According to the latest Self-Sufficiency Standard Report released by the county in September, a family of three needs an income of $68,086 to live at the minimum level in the county. The number jumps to $79,736 for a family of four with two adults and two children.
A person earning minimum wage would need to work 166 hours a week to afford a two-bedroom apartment in the county, according to the Coalition for the Homeless.
Like many homeless people in the county, Price first lived from friend's house to friend's house, sleeping on sofas. She sought help from the county last year upon learning she was pregnant. She was placed in a single women's shelter in Rockville before delivering Jamaal on Nov. 10.
To a 3-month-old, nothing is unusual about living in a one-room motel room.
But for a 7-year-old, practically nothing is further from the norm.
"My oldest daughter, she remembers our old apartment, and she asks me sometimes, When are we going home?'" said Christine Dunham.
"That's hard to hear, and at this point we've lived in so many places …," she said, her voice trailing off.

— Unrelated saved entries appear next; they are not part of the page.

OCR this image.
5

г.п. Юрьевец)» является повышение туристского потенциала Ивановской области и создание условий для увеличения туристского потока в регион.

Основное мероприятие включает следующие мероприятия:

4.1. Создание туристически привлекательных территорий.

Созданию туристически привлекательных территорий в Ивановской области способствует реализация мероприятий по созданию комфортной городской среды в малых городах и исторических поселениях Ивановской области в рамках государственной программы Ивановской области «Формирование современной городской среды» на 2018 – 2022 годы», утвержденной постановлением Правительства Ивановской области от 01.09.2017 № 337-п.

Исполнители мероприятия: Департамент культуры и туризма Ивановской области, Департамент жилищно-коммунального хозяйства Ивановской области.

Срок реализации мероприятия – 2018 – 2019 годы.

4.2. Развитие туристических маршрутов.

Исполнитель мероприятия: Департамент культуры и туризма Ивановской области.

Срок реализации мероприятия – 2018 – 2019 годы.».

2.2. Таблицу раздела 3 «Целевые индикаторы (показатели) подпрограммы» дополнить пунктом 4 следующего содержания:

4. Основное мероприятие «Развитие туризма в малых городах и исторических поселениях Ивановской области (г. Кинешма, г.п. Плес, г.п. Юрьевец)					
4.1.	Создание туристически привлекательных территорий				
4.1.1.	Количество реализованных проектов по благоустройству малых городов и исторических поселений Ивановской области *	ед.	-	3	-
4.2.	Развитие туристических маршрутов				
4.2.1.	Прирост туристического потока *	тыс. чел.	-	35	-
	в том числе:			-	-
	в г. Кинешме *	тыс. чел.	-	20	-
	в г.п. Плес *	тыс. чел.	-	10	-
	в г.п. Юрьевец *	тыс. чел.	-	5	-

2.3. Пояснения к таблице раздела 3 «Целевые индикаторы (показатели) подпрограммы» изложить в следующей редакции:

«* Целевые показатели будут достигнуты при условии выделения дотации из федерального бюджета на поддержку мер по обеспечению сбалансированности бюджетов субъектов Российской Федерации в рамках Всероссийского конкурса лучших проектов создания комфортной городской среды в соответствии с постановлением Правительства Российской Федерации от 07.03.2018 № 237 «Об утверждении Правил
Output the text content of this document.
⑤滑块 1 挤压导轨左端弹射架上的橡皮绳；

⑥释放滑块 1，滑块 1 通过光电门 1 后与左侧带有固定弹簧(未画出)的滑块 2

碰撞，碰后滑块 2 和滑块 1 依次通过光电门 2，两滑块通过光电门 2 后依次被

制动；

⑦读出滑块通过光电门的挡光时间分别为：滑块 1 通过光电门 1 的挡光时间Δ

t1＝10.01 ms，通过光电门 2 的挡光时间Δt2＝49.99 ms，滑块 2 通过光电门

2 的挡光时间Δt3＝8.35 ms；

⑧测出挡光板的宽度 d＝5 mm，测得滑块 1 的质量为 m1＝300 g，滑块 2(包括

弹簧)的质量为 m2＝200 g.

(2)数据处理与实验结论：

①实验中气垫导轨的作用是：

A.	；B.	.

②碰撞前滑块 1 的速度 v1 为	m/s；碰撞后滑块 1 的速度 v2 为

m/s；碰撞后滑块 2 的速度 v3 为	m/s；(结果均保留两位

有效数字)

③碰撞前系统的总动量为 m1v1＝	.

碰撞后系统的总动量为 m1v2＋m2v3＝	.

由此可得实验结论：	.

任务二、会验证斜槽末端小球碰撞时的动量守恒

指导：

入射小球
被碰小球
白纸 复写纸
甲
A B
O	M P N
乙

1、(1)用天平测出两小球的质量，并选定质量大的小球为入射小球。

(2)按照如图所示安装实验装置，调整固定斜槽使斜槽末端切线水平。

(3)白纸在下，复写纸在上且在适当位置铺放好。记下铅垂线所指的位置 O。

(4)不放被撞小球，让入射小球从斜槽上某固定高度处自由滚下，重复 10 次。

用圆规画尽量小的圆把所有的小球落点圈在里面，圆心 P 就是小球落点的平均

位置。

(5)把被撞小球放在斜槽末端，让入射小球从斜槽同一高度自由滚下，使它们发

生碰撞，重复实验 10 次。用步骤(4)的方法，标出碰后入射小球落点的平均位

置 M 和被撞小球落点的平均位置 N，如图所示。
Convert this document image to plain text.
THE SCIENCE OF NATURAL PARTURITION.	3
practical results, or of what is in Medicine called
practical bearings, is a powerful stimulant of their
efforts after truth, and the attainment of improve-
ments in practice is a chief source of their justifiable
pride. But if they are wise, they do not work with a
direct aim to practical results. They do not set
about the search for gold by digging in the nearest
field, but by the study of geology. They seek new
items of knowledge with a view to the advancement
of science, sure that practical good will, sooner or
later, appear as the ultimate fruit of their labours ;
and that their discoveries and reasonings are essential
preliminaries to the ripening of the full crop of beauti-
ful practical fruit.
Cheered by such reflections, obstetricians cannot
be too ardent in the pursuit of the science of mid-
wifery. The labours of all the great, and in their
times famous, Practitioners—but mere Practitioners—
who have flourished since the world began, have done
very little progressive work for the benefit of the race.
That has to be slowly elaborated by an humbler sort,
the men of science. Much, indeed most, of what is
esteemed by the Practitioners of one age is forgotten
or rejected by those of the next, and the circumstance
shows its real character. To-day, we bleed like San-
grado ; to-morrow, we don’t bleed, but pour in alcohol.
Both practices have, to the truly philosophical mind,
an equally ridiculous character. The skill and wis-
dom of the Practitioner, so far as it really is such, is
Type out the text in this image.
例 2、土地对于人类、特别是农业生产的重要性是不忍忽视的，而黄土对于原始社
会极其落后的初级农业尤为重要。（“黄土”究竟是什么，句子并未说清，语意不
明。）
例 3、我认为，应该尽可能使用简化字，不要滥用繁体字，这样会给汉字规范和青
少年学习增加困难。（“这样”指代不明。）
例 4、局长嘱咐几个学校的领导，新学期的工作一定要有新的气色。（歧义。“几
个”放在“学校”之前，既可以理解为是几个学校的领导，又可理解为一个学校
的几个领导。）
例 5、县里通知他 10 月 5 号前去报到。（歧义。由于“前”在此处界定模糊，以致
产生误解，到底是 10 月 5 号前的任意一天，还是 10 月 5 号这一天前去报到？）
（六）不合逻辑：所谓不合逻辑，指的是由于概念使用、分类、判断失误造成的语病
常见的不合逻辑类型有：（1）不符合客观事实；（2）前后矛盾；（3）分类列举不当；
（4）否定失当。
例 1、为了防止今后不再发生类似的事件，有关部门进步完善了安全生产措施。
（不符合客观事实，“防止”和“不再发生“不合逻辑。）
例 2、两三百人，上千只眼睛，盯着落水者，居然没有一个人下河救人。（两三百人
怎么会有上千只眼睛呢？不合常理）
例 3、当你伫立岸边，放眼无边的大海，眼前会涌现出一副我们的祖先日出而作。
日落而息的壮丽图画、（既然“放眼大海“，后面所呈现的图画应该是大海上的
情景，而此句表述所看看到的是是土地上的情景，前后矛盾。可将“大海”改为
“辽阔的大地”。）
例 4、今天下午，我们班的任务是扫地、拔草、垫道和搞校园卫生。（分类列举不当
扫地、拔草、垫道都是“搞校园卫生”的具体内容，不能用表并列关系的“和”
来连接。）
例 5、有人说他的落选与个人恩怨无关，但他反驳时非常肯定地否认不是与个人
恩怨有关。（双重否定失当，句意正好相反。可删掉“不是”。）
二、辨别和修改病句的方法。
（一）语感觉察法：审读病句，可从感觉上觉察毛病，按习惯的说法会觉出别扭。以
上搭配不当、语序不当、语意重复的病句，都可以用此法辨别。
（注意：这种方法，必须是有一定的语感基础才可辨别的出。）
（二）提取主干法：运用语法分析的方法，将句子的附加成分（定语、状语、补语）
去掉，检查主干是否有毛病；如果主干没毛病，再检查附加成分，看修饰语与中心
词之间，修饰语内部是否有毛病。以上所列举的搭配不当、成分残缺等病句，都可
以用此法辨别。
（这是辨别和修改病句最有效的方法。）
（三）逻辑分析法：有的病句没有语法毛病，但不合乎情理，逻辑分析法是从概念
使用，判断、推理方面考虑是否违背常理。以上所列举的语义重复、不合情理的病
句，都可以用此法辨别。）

Dunham, 25, and her husband, Dermain Marshall, 33, call a Germantown motel their place for now. The parents and their four children — Jaya, 7, Kiya, 4, Tre, 3, and Travis, 1 — have been in the county's shelter system for about a year.
The couple had an apartment in Gaithersburg on a Section 8 housing subsidy voucher last year when they were evicted in September for missing a court date and not renewing their voucher. They rented a sublet basement for a short period before the homeowner found out and evicted them.
They then spent one night in a crisis shelter before ending up in the motels. Along the way, Dunham lost her job at Target due to employee cutbacks, and Marshall lost his job at Hollywood Video when the store closed. Both are unemployed, but looking for work. "It sucks," Dunham said about living in the small room with four small children. "I'm grateful to have a roof over my head, but hotel living is tough. I'm just trying not to go crazy."
Simple things are counted as victories: "At least this motel has a stove," she said. "Others we've been in only had a microwave, and feeding kids microwaved food all the time can't be good."
Dunham is enrolled in Montgomery College's graphic design program and expects to graduate in May. She also is planning to enlist in the D.C. Air National Guard.
"I don't see any other way out," she said.
In the meantime, the parents' days involve waking the oldest daughters for school before dawn, then taking two county buses to their schools before Dunham attends her own classes.
Federal mandates require jurisdictions to provide transportation to and from school for homeless students, but the process can take up to five days to begin when the family moves from location to location, Marshall said.
"The toughest part is not having transportation and being so far away from everything," Marshall said. "It's tough to do basic things like go back and forth to the store and get food."
People like Price, Dunham and Marshall can be classified as "already living on the edge of poverty," and when bad things happen, they spiral quickly, according to Sharan London, executive director of the Montgomery County Coalition for the Homeless.
"The face of Montgomery County is changing. We still think of it as a high-income area, but the number of people with less is more," she said.
London likes to cite a statistic that in a three-year period, the county's population increased 5.2 percent, while the percentage of people living in poverty increased 30 percent in one year.
Since the recession began, jurisdictions around the country have experienced increased pressure on their homeless shelters, just as Montgomery County has, said Steve Berg, vice president for programs and policy at Washington's National Alliance to End Homelessness.
"It's devastating and people are trying to maintain a good life for their children, and now it's impossible," Berg said. "The jobs just aren't there."
Regionally, Montgomery County's homeless numbers rank better than those in neighboring jurisdictions. When taken as a percentage of the total population, the county has fewer homeless people than do Washington, D.C., Alexandria, Va., and Fairfax and Arlington counties, Va., according to the latest statistics compiled by the Metropolitan Washington Council of Governments.
But with the recession peaking, County Councilman George L. Leventhal says the county is in a crisis.
"I know that the homeless is not a popular issue, but the truth is that you can't allow people to sleep on the street," he said. "Providing an opportunity for families to get stable and get back on their feet is good government."
As chairman of the council's Health and Human Services Committee, Leventhal (D-At large) of Takoma Park has presided over funding for the county's homeless initiatives.
"Last year, the one-day homeless count was about 1,200 people, and it seemed to be a manageable problem, but then the recession exploded," Leventhal said.
Fixing the problem will require "a commitment of conscience" from county residents, including his constituents whose tolerance for poor people is "mixed," he said.
"We appeal to the public's conscience. We will get through this," Leventhal said. "But if we aren't willing to support the least of our brothers and sisters, then we cannot be successful at this."